El tiempo debe nutrirse de otear los confines, sólo así los cuerpos desafían las discontinuidades y pueden labrarse un proyecto. Es una metáfora que encuentra ecos científicos en la salud visual, pues los médicos advierten de que sufrimos cada vez más dolencias oculares, más fatiga y miopía, como consecuencia de mirar sólo lo cercano: el móvil y no el campo. Antiguamente, a falta de contaminación lumínica, desde una azotea como la mía se habrían podido atisbar las estrellas, lo cual añade otra dimensión histórica a nuestra humilde existencia, la que imprime la velocidad de la luz.

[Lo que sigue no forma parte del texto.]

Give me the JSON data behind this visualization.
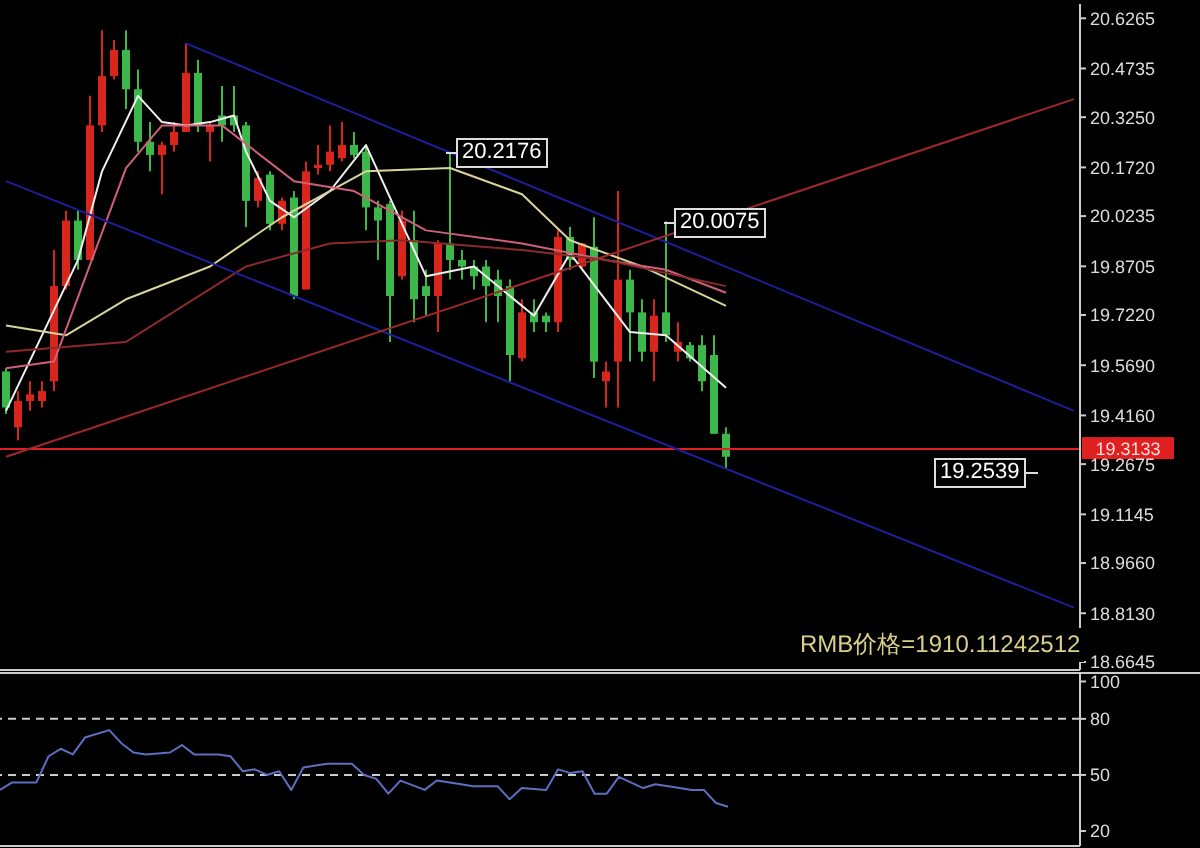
{
  "chart_data": [
    {
      "type": "candlestick",
      "categories": [
        null,
        null,
        null,
        null,
        null,
        null,
        null,
        null,
        null,
        null,
        null,
        null,
        null,
        null,
        null,
        null,
        null,
        null,
        null,
        null,
        null,
        null,
        null,
        null,
        null,
        null,
        null,
        null,
        null,
        null,
        null,
        null,
        null,
        null,
        null,
        null,
        null,
        null,
        null,
        null,
        null,
        null,
        null,
        null,
        null,
        null,
        null,
        null,
        null,
        null,
        null,
        null,
        null,
        null,
        null,
        null,
        null,
        null,
        null,
        null,
        null,
        null,
        null,
        null,
        null,
        null,
        null,
        null,
        null,
        null,
        null,
        null,
        null,
        null,
        null,
        null,
        null,
        null,
        null,
        null,
        null,
        null,
        null,
        null,
        null,
        null,
        null,
        null,
        null,
        null
      ],
      "ohlc": [
        [
          19.55,
          19.56,
          19.42,
          19.44
        ],
        [
          19.38,
          19.49,
          19.34,
          19.46
        ],
        [
          19.46,
          19.52,
          19.43,
          19.48
        ],
        [
          19.46,
          19.52,
          19.44,
          19.49
        ],
        [
          19.52,
          19.92,
          19.49,
          19.81
        ],
        [
          19.81,
          20.04,
          19.8,
          20.01
        ],
        [
          20.01,
          20.04,
          19.86,
          19.89
        ],
        [
          19.89,
          20.39,
          19.89,
          20.3
        ],
        [
          20.3,
          20.59,
          20.28,
          20.45
        ],
        [
          20.45,
          20.56,
          20.44,
          20.53
        ],
        [
          20.53,
          20.59,
          20.35,
          20.41
        ],
        [
          20.41,
          20.47,
          20.22,
          20.25
        ],
        [
          20.25,
          20.31,
          20.16,
          20.21
        ],
        [
          20.21,
          20.25,
          20.09,
          20.24
        ],
        [
          20.24,
          20.31,
          20.22,
          20.28
        ],
        [
          20.28,
          20.55,
          20.28,
          20.46
        ],
        [
          20.46,
          20.5,
          20.28,
          20.3
        ],
        [
          20.28,
          20.31,
          20.19,
          20.3
        ],
        [
          20.33,
          20.42,
          20.25,
          20.3
        ],
        [
          20.33,
          20.42,
          20.28,
          20.3
        ],
        [
          20.3,
          20.31,
          19.99,
          20.07
        ],
        [
          20.07,
          20.16,
          20.05,
          20.14
        ],
        [
          20.15,
          20.16,
          19.98,
          20.0
        ],
        [
          20.0,
          20.08,
          19.98,
          20.07
        ],
        [
          20.08,
          20.1,
          19.77,
          19.78
        ],
        [
          19.8,
          20.19,
          19.8,
          20.16
        ],
        [
          20.17,
          20.24,
          20.15,
          20.18
        ],
        [
          20.18,
          20.3,
          20.16,
          20.22
        ],
        [
          20.2,
          20.31,
          20.19,
          20.24
        ],
        [
          20.24,
          20.28,
          20.2,
          20.21
        ],
        [
          20.22,
          20.24,
          19.98,
          20.05
        ],
        [
          20.05,
          20.07,
          19.89,
          20.01
        ],
        [
          20.06,
          20.07,
          19.64,
          19.78
        ],
        [
          19.84,
          20.04,
          19.83,
          20.01
        ],
        [
          19.95,
          20.04,
          19.7,
          19.77
        ],
        [
          19.81,
          19.86,
          19.72,
          19.78
        ],
        [
          19.78,
          19.95,
          19.67,
          19.94
        ],
        [
          19.94,
          20.2176,
          19.83,
          19.89
        ],
        [
          19.89,
          19.92,
          19.83,
          19.87
        ],
        [
          19.87,
          19.89,
          19.8,
          19.84
        ],
        [
          19.87,
          19.89,
          19.7,
          19.81
        ],
        [
          19.83,
          19.86,
          19.7,
          19.78
        ],
        [
          19.81,
          19.83,
          19.52,
          19.6
        ],
        [
          19.59,
          19.77,
          19.58,
          19.73
        ],
        [
          19.73,
          19.77,
          19.67,
          19.7
        ],
        [
          19.72,
          19.73,
          19.67,
          19.7
        ],
        [
          19.7,
          19.98,
          19.67,
          19.96
        ],
        [
          19.96,
          19.99,
          19.86,
          19.89
        ],
        [
          19.87,
          19.94,
          19.86,
          19.94
        ],
        [
          19.93,
          20.02,
          19.53,
          19.58
        ],
        [
          19.52,
          19.58,
          19.44,
          19.55
        ],
        [
          19.58,
          20.1,
          19.44,
          19.83
        ],
        [
          19.83,
          19.86,
          19.58,
          19.73
        ],
        [
          19.73,
          19.77,
          19.58,
          19.61
        ],
        [
          19.61,
          19.77,
          19.52,
          19.72
        ],
        [
          19.73,
          20.0075,
          19.64,
          19.66
        ],
        [
          19.61,
          19.7,
          19.58,
          19.64
        ],
        [
          19.63,
          19.64,
          19.58,
          19.59
        ],
        [
          19.63,
          19.66,
          19.49,
          19.52
        ],
        [
          19.6,
          19.66,
          19.36,
          19.36
        ],
        [
          19.36,
          19.38,
          19.2539,
          19.29
        ],
        null,
        null,
        null,
        null,
        null,
        null,
        null,
        null,
        null,
        null,
        null,
        null,
        null,
        null,
        null,
        null,
        null,
        null,
        null,
        null,
        null,
        null,
        null,
        null,
        null,
        null,
        null,
        null,
        null
      ],
      "colors": [
        "#3cb84a",
        "#d9261c",
        "#d9261c",
        "#d9261c",
        "#d9261c",
        "#d9261c",
        "#3cb84a",
        "#d9261c",
        "#d9261c",
        "#d9261c",
        "#3cb84a",
        "#3cb84a",
        "#3cb84a",
        "#d9261c",
        "#d9261c",
        "#d9261c",
        "#3cb84a",
        "#d9261c",
        "#3cb84a",
        "#3cb84a",
        "#3cb84a",
        "#d9261c",
        "#3cb84a",
        "#d9261c",
        "#3cb84a",
        "#d9261c",
        "#d9261c",
        "#d9261c",
        "#d9261c",
        "#3cb84a",
        "#3cb84a",
        "#3cb84a",
        "#3cb84a",
        "#d9261c",
        "#3cb84a",
        "#3cb84a",
        "#d9261c",
        "#3cb84a",
        "#3cb84a",
        "#3cb84a",
        "#3cb84a",
        "#3cb84a",
        "#3cb84a",
        "#d9261c",
        "#3cb84a",
        "#3cb84a",
        "#d9261c",
        "#3cb84a",
        "#d9261c",
        "#3cb84a",
        "#d9261c",
        "#d9261c",
        "#3cb84a",
        "#3cb84a",
        "#d9261c",
        "#3cb84a",
        "#d9261c",
        "#3cb84a",
        "#3cb84a",
        "#3cb84a",
        "#3cb84a",
        null,
        null,
        null,
        null,
        null,
        null,
        null,
        null,
        null,
        null,
        null,
        null,
        null,
        null,
        null,
        null,
        null,
        null,
        null,
        null,
        null,
        null,
        null,
        null,
        null,
        null,
        null,
        null,
        null
      ],
      "series": [
        {
          "type": "line",
          "color": "#f0f0f0",
          "values": [
            19.43,
            null,
            null,
            null,
            null,
            null,
            19.89,
            null,
            20.16,
            null,
            null,
            20.39,
            null,
            20.31,
            null,
            20.3,
            null,
            20.31,
            null,
            20.33,
            20.22,
            null,
            20.07,
            null,
            20.02,
            null,
            null,
            20.1,
            null,
            null,
            20.24,
            null,
            null,
            null,
            null,
            19.84,
            null,
            null,
            null,
            19.87,
            null,
            null,
            null,
            null,
            19.72,
            null,
            null,
            19.91,
            null,
            null,
            null,
            null,
            19.67,
            null,
            null,
            19.66,
            null,
            null,
            null,
            null,
            19.5,
            null,
            null,
            null,
            null,
            null,
            null,
            null,
            null,
            null,
            null,
            null,
            null,
            null,
            null,
            null,
            null,
            null,
            null,
            null,
            null,
            null,
            null,
            null,
            null,
            null,
            null,
            null,
            null,
            null
          ]
        },
        {
          "type": "line",
          "color": "#d8d49a",
          "values": [
            19.69,
            null,
            null,
            null,
            null,
            19.66,
            null,
            null,
            null,
            null,
            19.77,
            null,
            null,
            null,
            null,
            null,
            null,
            19.87,
            null,
            null,
            null,
            null,
            null,
            20.02,
            null,
            null,
            null,
            null,
            null,
            null,
            20.16,
            null,
            null,
            null,
            null,
            null,
            null,
            20.17,
            null,
            null,
            null,
            null,
            null,
            20.09,
            null,
            null,
            null,
            19.95,
            null,
            null,
            null,
            null,
            null,
            19.87,
            null,
            null,
            null,
            null,
            null,
            null,
            19.75,
            null,
            null,
            null,
            null,
            null,
            null,
            null,
            null,
            null,
            null,
            null,
            null,
            null,
            null,
            null,
            null,
            null,
            null,
            null,
            null,
            null,
            null,
            null,
            null,
            null,
            null,
            null,
            null,
            null
          ]
        },
        {
          "type": "line",
          "color": "#d0607a",
          "values": [
            19.56,
            null,
            null,
            null,
            19.58,
            null,
            null,
            null,
            null,
            null,
            20.17,
            null,
            null,
            20.3,
            null,
            null,
            null,
            null,
            20.3,
            null,
            null,
            null,
            null,
            null,
            20.13,
            null,
            null,
            null,
            null,
            20.1,
            null,
            null,
            null,
            null,
            null,
            19.98,
            null,
            null,
            null,
            null,
            null,
            null,
            null,
            19.94,
            null,
            null,
            null,
            null,
            null,
            null,
            19.89,
            null,
            null,
            null,
            null,
            19.86,
            null,
            null,
            null,
            null,
            19.79,
            null,
            null,
            null,
            null,
            null,
            null,
            null,
            null,
            null,
            null,
            null,
            null,
            null,
            null,
            null,
            null,
            null,
            null,
            null,
            null,
            null,
            null,
            null,
            null,
            null,
            null,
            null,
            null,
            null
          ]
        },
        {
          "type": "line",
          "color": "#8a2a2a",
          "values": [
            19.61,
            null,
            null,
            null,
            null,
            null,
            null,
            null,
            null,
            null,
            19.64,
            null,
            null,
            null,
            null,
            null,
            null,
            null,
            null,
            null,
            19.87,
            null,
            null,
            null,
            null,
            null,
            null,
            19.94,
            null,
            null,
            null,
            null,
            null,
            19.95,
            null,
            null,
            null,
            null,
            null,
            null,
            null,
            null,
            null,
            19.92,
            null,
            null,
            null,
            null,
            null,
            null,
            19.89,
            null,
            null,
            null,
            null,
            null,
            null,
            null,
            null,
            null,
            19.81,
            null,
            null,
            null,
            null,
            null,
            null,
            null,
            null,
            null,
            null,
            null,
            null,
            null,
            null,
            null,
            null,
            null,
            null,
            null,
            null,
            null,
            null,
            null,
            null,
            null,
            null,
            null,
            null,
            null
          ]
        },
        {
          "type": "line",
          "color": "#1e1e9c",
          "values": [
            null,
            null,
            null,
            null,
            null,
            null,
            null,
            null,
            null,
            null,
            null,
            null,
            null,
            null,
            null,
            20.55,
            null,
            null,
            null,
            null,
            null,
            null,
            null,
            null,
            null,
            null,
            null,
            null,
            null,
            null,
            null,
            null,
            null,
            null,
            null,
            null,
            null,
            null,
            null,
            null,
            null,
            null,
            null,
            null,
            null,
            null,
            null,
            null,
            null,
            null,
            null,
            null,
            null,
            null,
            null,
            null,
            null,
            null,
            null,
            null,
            null,
            null,
            null,
            null,
            null,
            null,
            null,
            null,
            null,
            null,
            null,
            null,
            null,
            null,
            null,
            null,
            null,
            null,
            null,
            null,
            null,
            null,
            null,
            null,
            null,
            null,
            null,
            null,
            null,
            19.43
          ]
        },
        {
          "type": "line",
          "color": "#1e1e9c",
          "values": [
            20.13,
            null,
            null,
            null,
            null,
            null,
            null,
            null,
            null,
            null,
            null,
            null,
            null,
            null,
            null,
            null,
            null,
            null,
            null,
            null,
            null,
            null,
            null,
            null,
            null,
            null,
            null,
            null,
            null,
            null,
            null,
            null,
            null,
            null,
            null,
            null,
            null,
            null,
            null,
            null,
            null,
            null,
            null,
            null,
            null,
            null,
            null,
            null,
            null,
            null,
            null,
            null,
            null,
            null,
            null,
            null,
            null,
            null,
            null,
            null,
            null,
            null,
            null,
            null,
            null,
            null,
            null,
            null,
            null,
            null,
            null,
            null,
            null,
            null,
            null,
            null,
            null,
            null,
            null,
            null,
            null,
            null,
            null,
            null,
            null,
            null,
            null,
            null,
            null,
            18.83
          ]
        },
        {
          "type": "line",
          "color": "#a02828",
          "values": [
            19.29,
            null,
            null,
            null,
            null,
            null,
            null,
            null,
            null,
            null,
            null,
            null,
            null,
            null,
            null,
            null,
            null,
            null,
            null,
            null,
            null,
            null,
            null,
            null,
            null,
            null,
            null,
            null,
            null,
            null,
            null,
            null,
            null,
            null,
            null,
            null,
            null,
            null,
            null,
            null,
            null,
            null,
            null,
            null,
            null,
            null,
            null,
            null,
            null,
            null,
            null,
            null,
            null,
            null,
            null,
            null,
            null,
            null,
            null,
            null,
            null,
            null,
            null,
            null,
            null,
            null,
            null,
            null,
            null,
            null,
            null,
            null,
            null,
            null,
            null,
            null,
            null,
            null,
            null,
            null,
            null,
            null,
            null,
            null,
            null,
            null,
            null,
            null,
            null,
            20.38
          ]
        }
      ],
      "ylim": [
        18.64,
        20.67
      ],
      "yticks": [
        20.6265,
        20.4735,
        {
          "value": 20.325,
          "label": "20.3250"
        },
        {
          "value": 20.172,
          "label": "20.1720"
        },
        20.0235,
        19.8705,
        {
          "value": 19.722,
          "label": "19.7220"
        },
        {
          "value": 19.569,
          "label": "19.5690"
        },
        {
          "value": 19.416,
          "label": "19.4160"
        },
        19.2675,
        19.1145,
        {
          "value": 18.966,
          "label": "18.9660"
        },
        {
          "value": 18.813,
          "label": "18.8130"
        },
        18.6645
      ],
      "ref_lines": [
        {
          "axis": "y",
          "value": 19.3133,
          "label": "19.3133",
          "color": "#e02020"
        }
      ],
      "annotations": [
        "20.2176",
        "20.0075",
        "19.2539",
        "RMB价格=1910.11242512"
      ],
      "tick_labels": "y"
    },
    {
      "type": "line",
      "categories": [
        null,
        null,
        null,
        null,
        null,
        null,
        null,
        null,
        null,
        null,
        null,
        null,
        null,
        null,
        null,
        null,
        null,
        null,
        null,
        null,
        null,
        null,
        null,
        null,
        null,
        null,
        null,
        null,
        null,
        null,
        null,
        null,
        null,
        null,
        null,
        null,
        null,
        null,
        null,
        null,
        null,
        null,
        null,
        null,
        null,
        null,
        null,
        null,
        null,
        null,
        null,
        null,
        null,
        null,
        null,
        null,
        null,
        null,
        null,
        null,
        null,
        null,
        null,
        null,
        null,
        null,
        null,
        null,
        null,
        null,
        null,
        null,
        null,
        null,
        null,
        null,
        null,
        null,
        null,
        null,
        null,
        null,
        null,
        null,
        null,
        null,
        null,
        null,
        null,
        null
      ],
      "series": [
        {
          "color": "#5c6fc0",
          "values": [
            42,
            46,
            null,
            46,
            60,
            64,
            61,
            70,
            null,
            74,
            67,
            62,
            61,
            null,
            62,
            66,
            61,
            null,
            61,
            60,
            52,
            53,
            50,
            52,
            42,
            54,
            55,
            56,
            null,
            56,
            50,
            48,
            40,
            47,
            null,
            42,
            47,
            null,
            45,
            44,
            null,
            44,
            37,
            43,
            null,
            42,
            53,
            51,
            52,
            40,
            40,
            49,
            null,
            43,
            45,
            null,
            43,
            42,
            42,
            35,
            33,
            null,
            null,
            null,
            null,
            null,
            null,
            null,
            null,
            null,
            null,
            null,
            null,
            null,
            null,
            null,
            null,
            null,
            null,
            null,
            null,
            null,
            null,
            null,
            null,
            null,
            null,
            null,
            null,
            null
          ]
        }
      ],
      "ylim": [
        12,
        104
      ],
      "yticks": [
        100,
        80,
        50,
        20
      ],
      "ref_lines": [
        {
          "axis": "y",
          "value": 80,
          "color": "#cccccc",
          "line_style": "dashed"
        },
        {
          "axis": "y",
          "value": 50,
          "color": "#cccccc",
          "line_style": "dashed"
        }
      ],
      "tick_labels": "y"
    }
  ]
}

Para que un país no se convierta en un cuarto lóbrego con vistas a un muro el recorrido de cada vida que lo habita debe ser vasto en dignidad, largo en libertades y garantías ecológicas extensibles también a otros territorios, escaso en amenazas. Que la vida era un asunto a elaborar por el camino ya lo contó Antonio Machado, pero para eso es preciso la superficie dúctil que aloje la huella en lugar de los abismos que pisamos con frecuencia (llámense precariedad, sequía o inundaciones). Para que la política contenga más que eslóganes vacíos, cuando no directamente arremetidas contra una vulnerabilidad social en procesos de aceleración, debe recoger la flecha y comprometerse a repararla. Únicamente así podré decirles a mis suegros sin titubeos: nos quedamos por fin en Córdoba, maravilla de sol y patios que me legaron mis ancestros, coordenadas que elijo consciente de un pacto con el futuro.